La recente Manovra Finanziaria ha disposto l’abolizione dell’ICE (Istituto per il commercio estero), misura alla quale Rete Imprese Italia si era opposta a gran voce e della quale ora tornano a parlare le aziende dell’Export e i sindacati FPCGIL, UILPA e FLP, esponendo le proprie richieste in una lettera al Ministro dello Sviluppo economico Paolo Romani.
La soppressione ICE «incomprensibile e irresponsabile», soprattutto se si pensa che era stato segnalato come best practice della PA per qualità, efficacia ed efficienza dei servizi alle imprese italiane sui mercati esteri.
La lettera segue una richiesta presentata nei giorni al Governo, per avviare un tavolo volto a ricostituire l’Istituto per il Commercio Estero.
L’appello è sempre lo stesso: la soppressione dell’ICE costituisce per le imprese che puntano sull’internazionalizzazione ad un’ulteriore tassa e quindi bisogna ripristinarlo. Non una scelta politica ma una necessità tecnica.
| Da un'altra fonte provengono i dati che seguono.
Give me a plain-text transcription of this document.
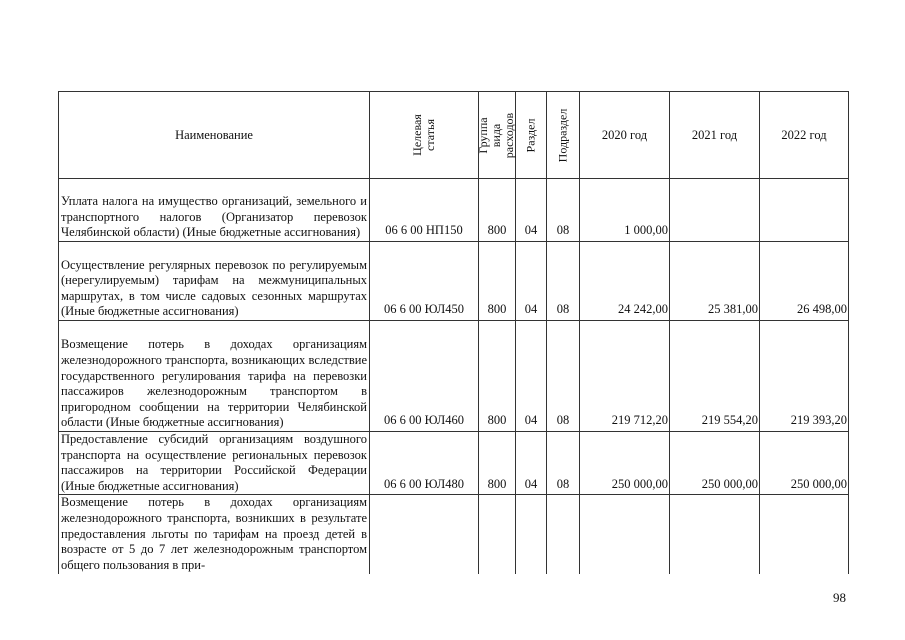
Наименование	Целевая статья	Группа вида расходов	Раздел	Подраздел	2020 год	2021 год	2022 год
Уплата налога на имущество организаций, земельного и транспортного налогов (Организатор перевозок Челябинской области) (Иные бюджетные ассигнования)	06 6 00 НП150	800	04	08	1 000,00		
Осуществление регулярных перевозок по регулируемым (нерегулируемым) тарифам на межмуниципальных маршрутах, в том числе садовых сезонных маршрутах (Иные бюджетные ассигнования)	06 6 00 ЮЛ450	800	04	08	24 242,00	25 381,00	26 498,00
Возмещение потерь в доходах организациям железнодорожного транспорта, возникающих вследствие государственного регулирования тарифа на перевозки пассажиров железнодорожным транспортом в пригородном сообщении на территории Челябинской области (Иные бюджетные ассигнования)	06 6 00 ЮЛ460	800	04	08	219 712,20	219 554,20	219 393,20
Предоставление субсидий организациям воздушного транспорта на осуществление региональных перевозок пассажиров на территории Российской Федерации (Иные бюджетные ассигнования)	06 6 00 ЮЛ480	800	04	08	250 000,00	250 000,00	250 000,00
Возмещение потерь в доходах организациям железнодорожного транспорта, возникших в результате предоставления льготы по тарифам на проезд детей в возрасте от 5 до 7 лет железнодорожным транспортом общего пользования в при-							
98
La proposta è quella di nominare un amministratore straordinario per
gestire la fase di ripristino operativo.
La mancanza del supporto ICE, infatti, significa più spese e perdita di tempo «per le iniziative da programmare sui mercati nuovi».
Penalizzate in primis le Pmi, per le quali è venuto meno questo importante punto di riferimento per le imprese all’estero: l’«unico ente che ci permette di apparire e dare lustro al Made in Italy».
Senza considerare il periodo di crisi che stanno ancora attraversando le nostre imprese e che ora «vedranno venir meno tante possibilità di acquisire quote di mercato all’estero».
Con la lettera inviata a Romani, le aziende sperano – così come i sindacati e tutti i dipendenti dell’ICE – che «chi ha avuto il potere di chiudere l’ICE, analizzi bene la questione e si ravveda» provvedendo a rilanciare un nuovo ICE «riformato e potenziato, ma che mantenga sempre la sua natura pubblica per poter essere l’ente di promozione di tutte le aziende italiane che vogliono affrontare i mercati e non solo di un gruppo privilegiato».